Is the server layer just a commodity?
Or can it ever be?
Workshop It’s been a while since Nicholas Carr wrote his polemic ‘Does IT matter? which documented how IT was commoditising, turning into a utility with little to differentiate itself – a theme which he continued in the book The Big Switch.
He was clearly demonstrating an economist’s grasp of technology – falling onto the trap of assuming that it should all just work, and if it doesn’t yet, it will only be a matter of time before it does. Such a stance is admirable but it misses two central points, that the IT operating in most organisations doesn’t, and may never ‘just work’ – and that the offerings of service providers such as Salesforce.com and Google are hardly sufficient to satisfy the demands of even the smallest organisations.
Having said that, Carr still had a point – that technology is not an end in itself, or to put it another way, “It’s what you do with it that counts.” Server rooms across the globe really should ‘just work’, because if they don’t, the applications they support won’t work either. This gives us another perspective on our server capabilities. Not only do we need to think about the servers themselves, but also, what’s driving the requirements on the applications? And perhaps more important still, how do we ensure that the needs of both are correctly aligned?
This raises a number organisational and political challenges. The people who look after servers are different to the people who look after databases, applications, packages, collaboration tools and the like. We know from previous workshops that the many groups involved do not always get along.

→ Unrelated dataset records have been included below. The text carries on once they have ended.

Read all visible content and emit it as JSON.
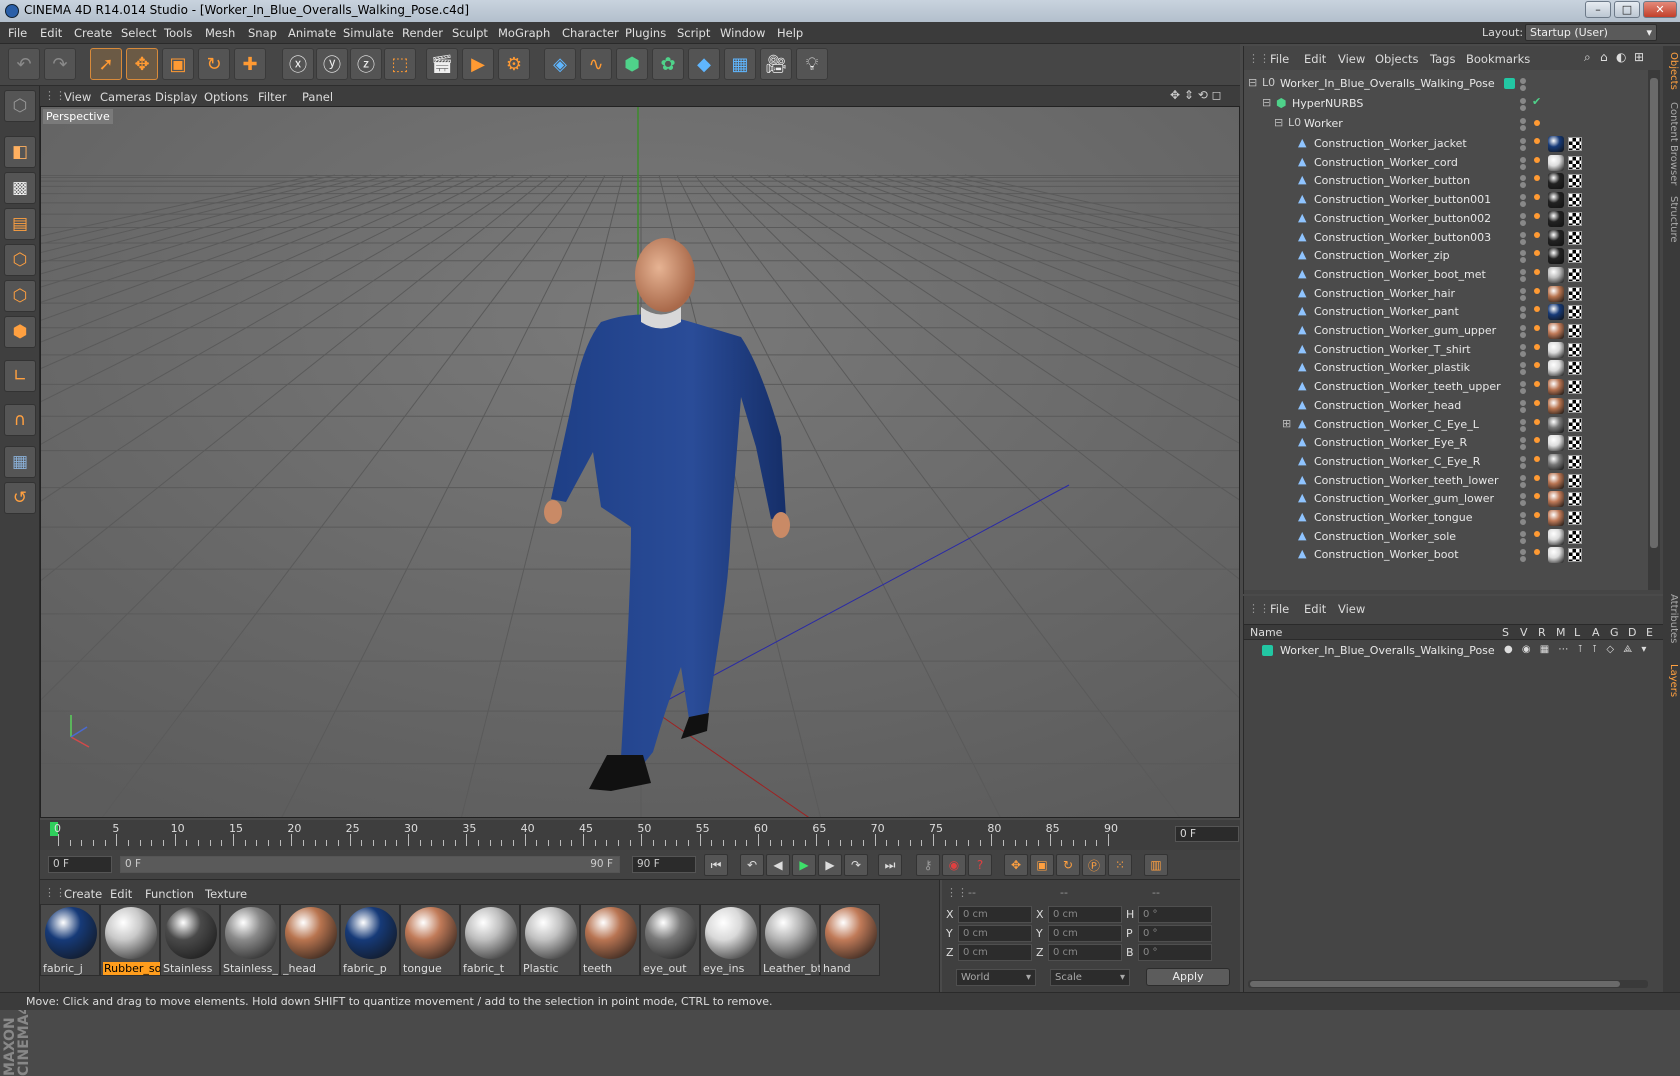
{
  "window": {
    "title": "CINEMA 4D R14.014 Studio - [Worker_In_Blue_Overalls_Walking_Pose.c4d]",
    "btn_min": "–",
    "btn_max": "□",
    "btn_close": "✕"
  },
  "menubar": {
    "items": [
      "File",
      "Edit",
      "Create",
      "Select",
      "Tools",
      "Mesh",
      "Snap",
      "Animate",
      "Simulate",
      "Render",
      "Sculpt",
      "MoGraph",
      "Character",
      "Plugins",
      "Script",
      "Window",
      "Help"
    ],
    "layout_label": "Layout:",
    "layout_value": "Startup (User)"
  },
  "viewport": {
    "menu": [
      "View",
      "Cameras",
      "Display",
      "Options",
      "Filter",
      "Panel"
    ],
    "label": "Perspective"
  },
  "timeline": {
    "ticks": [
      "0",
      "5",
      "10",
      "15",
      "20",
      "25",
      "30",
      "35",
      "40",
      "45",
      "50",
      "55",
      "60",
      "65",
      "70",
      "75",
      "80",
      "85",
      "90"
    ],
    "current_frame": "0 F"
  },
  "transport": {
    "start_field": "0 F",
    "range_start": "0 F",
    "range_end": "90 F",
    "end_field": "90 F"
  },
  "materials": {
    "menu": [
      "Create",
      "Edit",
      "Function",
      "Texture"
    ],
    "items": [
      {
        "label": "fabric_j",
        "color": "#163a78",
        "selected": false
      },
      {
        "label": "Rubber_so",
        "color": "#c9c9c9",
        "selected": true
      },
      {
        "label": "Stainless",
        "color": "#4a4a4a",
        "selected": false
      },
      {
        "label": "Stainless_",
        "color": "#8a8a8a",
        "selected": false
      },
      {
        "label": "_head",
        "color": "#b8744f",
        "selected": false
      },
      {
        "label": "fabric_p",
        "color": "#163a78",
        "selected": false
      },
      {
        "label": "tongue",
        "color": "#c07a58",
        "selected": false
      },
      {
        "label": "fabric_t",
        "color": "#bfbfbf",
        "selected": false
      },
      {
        "label": "Plastic",
        "color": "#c2c2c2",
        "selected": false
      },
      {
        "label": "teeth",
        "color": "#b87452",
        "selected": false
      },
      {
        "label": "eye_out",
        "color": "#7a7a7a",
        "selected": false
      },
      {
        "label": "eye_ins",
        "color": "#d9d9d9",
        "selected": false
      },
      {
        "label": "Leather_bt",
        "color": "#b5b5b5",
        "selected": false
      },
      {
        "label": "hand",
        "color": "#c07a58",
        "selected": false
      }
    ]
  },
  "coords": {
    "header": [
      "--",
      "--",
      "--"
    ],
    "rows": [
      {
        "a": "X",
        "av": "0 cm",
        "b": "X",
        "bv": "0 cm",
        "c": "H",
        "cv": "0 °"
      },
      {
        "a": "Y",
        "av": "0 cm",
        "b": "Y",
        "bv": "0 cm",
        "c": "P",
        "cv": "0 °"
      },
      {
        "a": "Z",
        "av": "0 cm",
        "b": "Z",
        "bv": "0 cm",
        "c": "B",
        "cv": "0 °"
      }
    ],
    "mode1": "World",
    "mode2": "Scale",
    "apply": "Apply"
  },
  "objects": {
    "menu": [
      "File",
      "Edit",
      "View",
      "Objects",
      "Tags",
      "Bookmarks"
    ],
    "root": "Worker_In_Blue_Overalls_Walking_Pose",
    "hypernurbs": "HyperNURBS",
    "group": "Worker",
    "children": [
      {
        "name": "Construction_Worker_jacket",
        "mat": "#163a78"
      },
      {
        "name": "Construction_Worker_cord",
        "mat": "#dcdcdc"
      },
      {
        "name": "Construction_Worker_button",
        "mat": "#222222"
      },
      {
        "name": "Construction_Worker_button001",
        "mat": "#222222"
      },
      {
        "name": "Construction_Worker_button002",
        "mat": "#222222"
      },
      {
        "name": "Construction_Worker_button003",
        "mat": "#222222"
      },
      {
        "name": "Construction_Worker_zip",
        "mat": "#222222"
      },
      {
        "name": "Construction_Worker_boot_met",
        "mat": "#bbbbbb"
      },
      {
        "name": "Construction_Worker_hair",
        "mat": "#b8744f"
      },
      {
        "name": "Construction_Worker_pant",
        "mat": "#163a78"
      },
      {
        "name": "Construction_Worker_gum_upper",
        "mat": "#c07a58"
      },
      {
        "name": "Construction_Worker_T_shirt",
        "mat": "#dcdcdc"
      },
      {
        "name": "Construction_Worker_plastik",
        "mat": "#dcdcdc"
      },
      {
        "name": "Construction_Worker_teeth_upper",
        "mat": "#b87452"
      },
      {
        "name": "Construction_Worker_head",
        "mat": "#b8744f"
      },
      {
        "name": "Construction_Worker_C_Eye_L",
        "mat": "#777777"
      },
      {
        "name": "Construction_Worker_Eye_R",
        "mat": "#dddddd"
      },
      {
        "name": "Construction_Worker_C_Eye_R",
        "mat": "#777777"
      },
      {
        "name": "Construction_Worker_teeth_lower",
        "mat": "#b87452"
      },
      {
        "name": "Construction_Worker_gum_lower",
        "mat": "#c07a58"
      },
      {
        "name": "Construction_Worker_tongue",
        "mat": "#c07a58"
      },
      {
        "name": "Construction_Worker_sole",
        "mat": "#dcdcdc"
      },
      {
        "name": "Construction_Worker_boot",
        "mat": "#dcdcdc"
      }
    ]
  },
  "layers": {
    "menu": [
      "File",
      "Edit",
      "View"
    ],
    "columns": [
      "Name",
      "S",
      "V",
      "R",
      "M",
      "L",
      "A",
      "G",
      "D",
      "E"
    ],
    "row": "Worker_In_Blue_Overalls_Walking_Pose"
  },
  "sidetabs": [
    "Objects",
    "Content Browser",
    "Structure",
    "Attributes",
    "Layers"
  ],
  "status": "Move: Click and drag to move elements. Hold down SHIFT to quantize movement / add to the selection in point mode, CTRL to remove."
}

But also, the forces on each are very different From the server administrator perspective the diversity of applications is a challenge to anybody trying to keep everything running: unexpected upgrades and new deployments foisted upon administration staff with little warning; conflicts in terms of shared libraries and system configurations; poorly defined architectures with little thought to what might go wrong; or insufficient budget allocated to backup, failover and the like. The list goes on.
From the applications perspective, the server environment is by its nature restrictive. In the ideal world, all applications would exist in their own logical silos, protected from the limitations and vagaries of other platforms. Perhaps virtualization will be the answer to this, at some point in the future when it earns its mainstream stripes.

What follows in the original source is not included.